Levantou-se então, pegou em uma espada — por isso que temeu que, tendo o facão de seu uso em punho, poderia mui bem esquecer a prudência, lembrando-se da chacina que fazia nos animais em seu açougue, o que seria prejudicial ao ambulante —, saiu com toda a cautela de casa e foi postar-se junto à de seu vizinho, para esperar a volta dele.

 

VI.

 

Não tardou muito que o lobisomem aparecesse. Mas, com grande admiração do desencantador, ele saiu da própria casa deste, mas não transformado em animal, descendo por uma escada de cordas que estava presa à janela de um sotãozinho onde habitava a madama.

Ora, M. de Fracasville — que, além de crer em lobisomens, era un mari fort sutupide —, supôs que ou seus olhos o iludiam, ou o lobisomem, adivinhando, sem dúvida, a sorte que o esperava para escapar a ela, tomara, de súbito, a sua forma primitiva e fingia descer da casa de seu desencantador para, enquanto este ficava embasbacado, poder escapulir-lhe, sendo que esta última hipótese, segundo dizem, era a exata.

E, por conseguinte, o francês deu um pulo quando já o vendilhão punha um pé em terra, e descarregando-lhe um golpe sobre o ombro direito, errou, e decepou-lhe uma orelha toda.

 

VII.

 

Dois gritos se ouviram. Um do lobisomem, que deitou a correr, berrando como uma fera, e outro de M. de Fracasville. Este último fez estremecer o francês.
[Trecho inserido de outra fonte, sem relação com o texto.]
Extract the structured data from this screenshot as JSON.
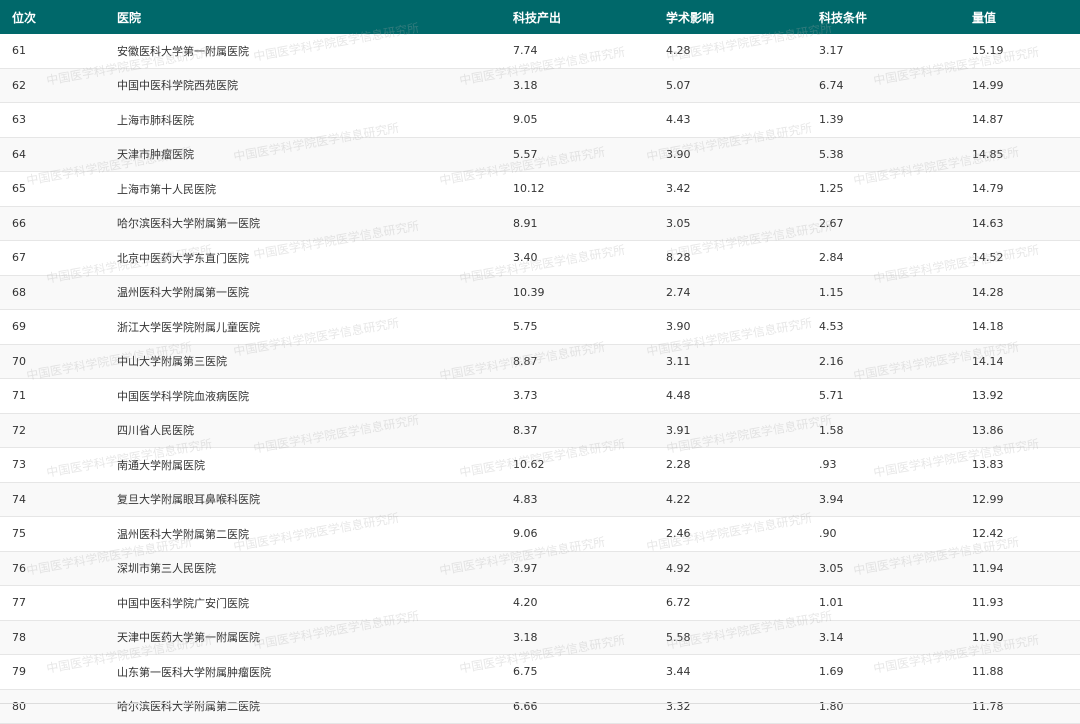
{
  "table": {
    "headers": [
      "位次",
      "医院",
      "科技产出",
      "学术影响",
      "科技条件",
      "量值"
    ],
    "rows": [
      [
        "61",
        "安徽医科大学第一附属医院",
        "7.74",
        "4.28",
        "3.17",
        "15.19"
      ],
      [
        "62",
        "中国中医科学院西苑医院",
        "3.18",
        "5.07",
        "6.74",
        "14.99"
      ],
      [
        "63",
        "上海市肺科医院",
        "9.05",
        "4.43",
        "1.39",
        "14.87"
      ],
      [
        "64",
        "天津市肿瘤医院",
        "5.57",
        "3.90",
        "5.38",
        "14.85"
      ],
      [
        "65",
        "上海市第十人民医院",
        "10.12",
        "3.42",
        "1.25",
        "14.79"
      ],
      [
        "66",
        "哈尔滨医科大学附属第一医院",
        "8.91",
        "3.05",
        "2.67",
        "14.63"
      ],
      [
        "67",
        "北京中医药大学东直门医院",
        "3.40",
        "8.28",
        "2.84",
        "14.52"
      ],
      [
        "68",
        "温州医科大学附属第一医院",
        "10.39",
        "2.74",
        "1.15",
        "14.28"
      ],
      [
        "69",
        "浙江大学医学院附属儿童医院",
        "5.75",
        "3.90",
        "4.53",
        "14.18"
      ],
      [
        "70",
        "中山大学附属第三医院",
        "8.87",
        "3.11",
        "2.16",
        "14.14"
      ],
      [
        "71",
        "中国医学科学院血液病医院",
        "3.73",
        "4.48",
        "5.71",
        "13.92"
      ],
      [
        "72",
        "四川省人民医院",
        "8.37",
        "3.91",
        "1.58",
        "13.86"
      ],
      [
        "73",
        "南通大学附属医院",
        "10.62",
        "2.28",
        ".93",
        "13.83"
      ],
      [
        "74",
        "复旦大学附属眼耳鼻喉科医院",
        "4.83",
        "4.22",
        "3.94",
        "12.99"
      ],
      [
        "75",
        "温州医科大学附属第二医院",
        "9.06",
        "2.46",
        ".90",
        "12.42"
      ],
      [
        "76",
        "深圳市第三人民医院",
        "3.97",
        "4.92",
        "3.05",
        "11.94"
      ],
      [
        "77",
        "中国中医科学院广安门医院",
        "4.20",
        "6.72",
        "1.01",
        "11.93"
      ],
      [
        "78",
        "天津中医药大学第一附属医院",
        "3.18",
        "5.58",
        "3.14",
        "11.90"
      ],
      [
        "79",
        "山东第一医科大学附属肿瘤医院",
        "6.75",
        "3.44",
        "1.69",
        "11.88"
      ],
      [
        "80",
        "哈尔滨医科大学附属第二医院",
        "6.66",
        "3.32",
        "1.80",
        "11.78"
      ]
    ]
  },
  "watermark": {
    "text": "中国医学科学院医学信息研究所",
    "color": "#aaaaaa"
  },
  "colors": {
    "header_bg": "#00686a",
    "header_text": "#ffffff",
    "row_alt": "#f9f9f9"
  }
}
M. de Fracasville correu, trêmulo de raiva, ao sótão que sua mulher habitava e, achando-a estendida no soalho, desmaiada, tudo compreendeu.

 

*

 

Não se atreveu M. de Fracasville a matar sua mulher, nem mesmo no seu primeiro momento de cólera.  Oh, ele era uma alma timorata e temia as penas do inferno! Mas, daí a dois dias, Madame de Fracasville foi expulsa da casa de seu marido, a fim de perder para sempre o sestro de falar com lobisomens ao amanhecer, não se sabendo o fim que ela teve.

José Pereira ficou completamente curado, não só da sua orelha, como também da sua mania ou moléstia de lobisomem. Nunca mais saiu à noite de casa, e criou tal medo ao seu antigo amigo, M. de Fracasville, que nem se atrevia a olhar para ele.
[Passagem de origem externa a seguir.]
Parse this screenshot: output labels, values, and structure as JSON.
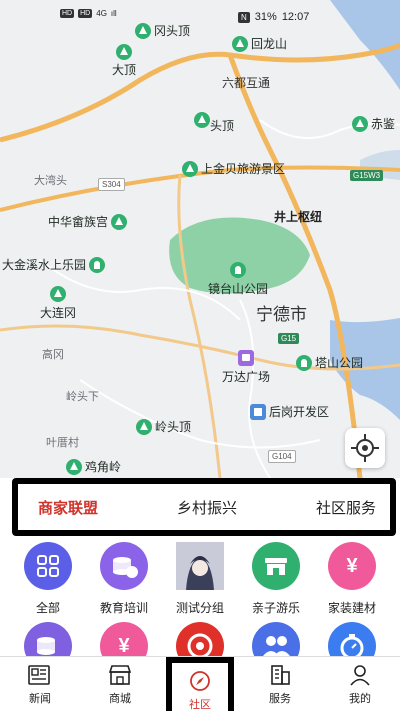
{
  "status_bar": {
    "left_chips": [
      "HD",
      "HD"
    ],
    "left_text": "4G",
    "signal_text": "ıll",
    "battery": "31%",
    "time": "12:07",
    "nfc_chip": "N"
  },
  "map": {
    "pois": [
      {
        "name": "冈头顶",
        "icon": "mountain-icon"
      },
      {
        "name": "回龙山",
        "icon": "mountain-icon"
      },
      {
        "name": "大顶",
        "icon": "mountain-icon"
      },
      {
        "name": "头顶",
        "icon": "mountain-icon"
      },
      {
        "name": "赤鉴",
        "icon": "mountain-icon"
      },
      {
        "name": "上金贝旅游景区",
        "icon": "mountain-icon"
      },
      {
        "name": "中华畲族宫",
        "icon": "mountain-icon"
      },
      {
        "name": "大金溪水上乐园",
        "icon": "park-icon"
      },
      {
        "name": "镜台山公园",
        "icon": "park-icon"
      },
      {
        "name": "大连冈",
        "icon": "mountain-icon"
      },
      {
        "name": "万达广场",
        "icon": "mall-icon"
      },
      {
        "name": "塔山公园",
        "icon": "park-icon"
      },
      {
        "name": "后岗开发区",
        "icon": "zone-icon"
      },
      {
        "name": "岭头顶",
        "icon": "mountain-icon"
      },
      {
        "name": "鸡角岭",
        "icon": "mountain-icon"
      }
    ],
    "labels": {
      "liudu": "六都互通",
      "jingshang": "井上枢纽",
      "city": "宁德市",
      "dawantou": "大湾头",
      "gaogang": "高冈",
      "lingxia": "岭头下",
      "yeju": "叶厝村"
    },
    "shields": {
      "s304": "S304",
      "g15w3": "G15W3",
      "g15": "G15",
      "g104": "G104"
    },
    "colors": {
      "road_major": "#f2b65c",
      "road_minor": "#ffffff",
      "water": "#a9c6e8",
      "park": "#8fd1a7"
    }
  },
  "tabs": [
    {
      "label": "商家联盟",
      "active": true
    },
    {
      "label": "乡村振兴",
      "active": false
    },
    {
      "label": "社区服务",
      "active": false
    }
  ],
  "categories": [
    {
      "label": "全部",
      "icon": "grid-icon",
      "color": "#5b5fe8"
    },
    {
      "label": "教育培训",
      "icon": "coins-icon",
      "color": "#8a63e8"
    },
    {
      "label": "测试分组",
      "icon": "anime-avatar-icon",
      "color": "#9aa0b5"
    },
    {
      "label": "亲子游乐",
      "icon": "shop-icon",
      "color": "#2fb06e"
    },
    {
      "label": "家装建材",
      "icon": "yen-icon",
      "color": "#f05a9a"
    },
    {
      "label": "",
      "icon": "coins-icon",
      "color": "#7f60e0"
    },
    {
      "label": "",
      "icon": "yen-icon",
      "color": "#f05a9a"
    },
    {
      "label": "",
      "icon": "target-icon",
      "color": "#e0302a"
    },
    {
      "label": "",
      "icon": "people-icon",
      "color": "#4a6fe6"
    },
    {
      "label": "",
      "icon": "stopwatch-icon",
      "color": "#3b7cf0"
    }
  ],
  "bottom_nav": [
    {
      "label": "新闻",
      "icon": "news-icon",
      "active": false
    },
    {
      "label": "商城",
      "icon": "store-icon",
      "active": false
    },
    {
      "label": "社区",
      "icon": "compass-icon",
      "active": true
    },
    {
      "label": "服务",
      "icon": "building-icon",
      "active": false
    },
    {
      "label": "我的",
      "icon": "person-icon",
      "active": false
    }
  ]
}
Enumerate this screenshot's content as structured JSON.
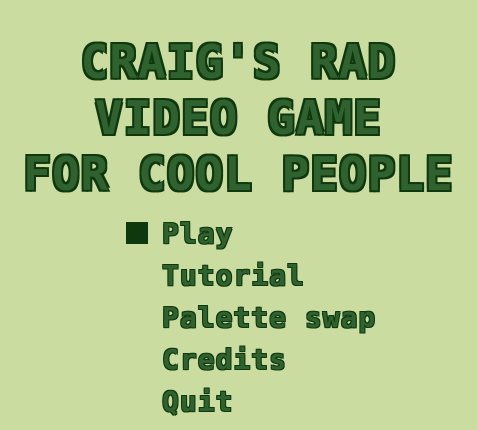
{
  "title": {
    "line1": "CRAIG'S RAD",
    "line2": "VIDEO GAME",
    "line3": "FOR COOL PEOPLE"
  },
  "menu": {
    "selected_index": 0,
    "items": [
      {
        "label": "Play"
      },
      {
        "label": "Tutorial"
      },
      {
        "label": "Palette swap"
      },
      {
        "label": "Credits"
      },
      {
        "label": "Quit"
      }
    ]
  },
  "colors": {
    "background": "#cadc9f",
    "text": "#306230",
    "outline": "#0f380f",
    "cursor": "#0f380f"
  }
}
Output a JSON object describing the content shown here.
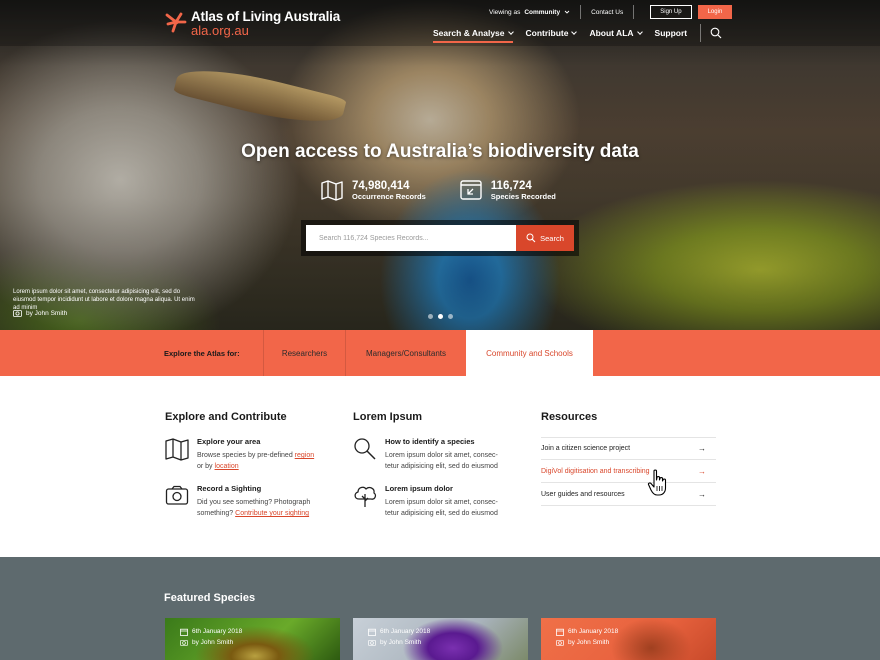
{
  "brand": {
    "title": "Atlas of Living Australia",
    "url_text": "ala.org.au",
    "accent": "#f26649"
  },
  "utility": {
    "viewing_as_label": "Viewing as",
    "viewing_as_value": "Community",
    "contact": "Contact Us",
    "signup": "Sign Up",
    "login": "Login"
  },
  "nav": {
    "items": [
      {
        "label": "Search & Analyse"
      },
      {
        "label": "Contribute"
      },
      {
        "label": "About ALA"
      },
      {
        "label": "Support"
      }
    ],
    "search_icon": "search-icon"
  },
  "hero": {
    "title": "Open access to Australia’s biodiversity data",
    "stats": [
      {
        "value": "74,980,414",
        "label": "Occurrence Records",
        "icon": "map-icon"
      },
      {
        "value": "116,724",
        "label": "Species Recorded",
        "icon": "species-window-icon"
      }
    ],
    "search_placeholder": "Search 116,724 Species Records...",
    "search_button": "Search",
    "caption": "Lorem ipsum dolor sit amet, consectetur adipisicing elit, sed do eiusmod tempor incididunt ut labore et dolore magna aliqua. Ut enim ad minim",
    "photographer": "by John Smith",
    "slides": 3,
    "active_slide": 2
  },
  "explore": {
    "label": "Explore the Atlas for:",
    "tabs": [
      {
        "label": "Researchers"
      },
      {
        "label": "Managers/Consultants"
      },
      {
        "label": "Community and Schools"
      }
    ],
    "active_tab": 2
  },
  "columns": {
    "explore_contribute": {
      "heading": "Explore and Contribute",
      "items": [
        {
          "title": "Explore your area",
          "text_a": "Browse species by pre-defined ",
          "link_a": "region",
          "text_b": "or by ",
          "link_b": "location"
        },
        {
          "title": "Record a Sighting",
          "text_a": "Did you see something? Photograph",
          "text_b": "something? ",
          "link_b": "Contribute your sighting"
        }
      ]
    },
    "lorem": {
      "heading": "Lorem Ipsum",
      "items": [
        {
          "title": "How to identify a species",
          "line1": "Lorem ipsum dolor sit amet, consec-",
          "line2": "tetur adipisicing elit, sed do eiusmod"
        },
        {
          "title": "Lorem ipsum dolor",
          "line1": "Lorem ipsum dolor sit amet, consec-",
          "line2": "tetur adipisicing elit, sed do eiusmod"
        }
      ]
    },
    "resources": {
      "heading": "Resources",
      "links": [
        {
          "label": "Join a citizen science project",
          "arrow": "→"
        },
        {
          "label": "DigiVol digitisation and transcribing",
          "arrow": "→"
        },
        {
          "label": "User guides and resources",
          "arrow": "→"
        }
      ]
    }
  },
  "featured": {
    "heading": "Featured Species",
    "cards": [
      {
        "date": "6th January 2018",
        "author": "by John Smith"
      },
      {
        "date": "6th January 2018",
        "author": "by John Smith"
      },
      {
        "date": "6th January 2018",
        "author": "by John Smith"
      }
    ]
  }
}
E a vendilhona, por essa cura radical de seu marido, recobrou sua saúde, e todos os dias chorava de alegria e orava pelo seu salvador, M. de Facavil, como ingenuamente dizia.

 

VIII.

 

Dizem os jovens que os mais velhos mereciam bolos por acreditar em lobisomens. Enganam-se.  Os nossos avós faziam muito bem em ter tal crença, e, se o duvidais, perguntai-o aos lobisomens modernos.

Fonte: “O Beija-flor”/RJ, edição de 2 de fevereiro de 1850.

Fizeram-se breves adaptações textuais.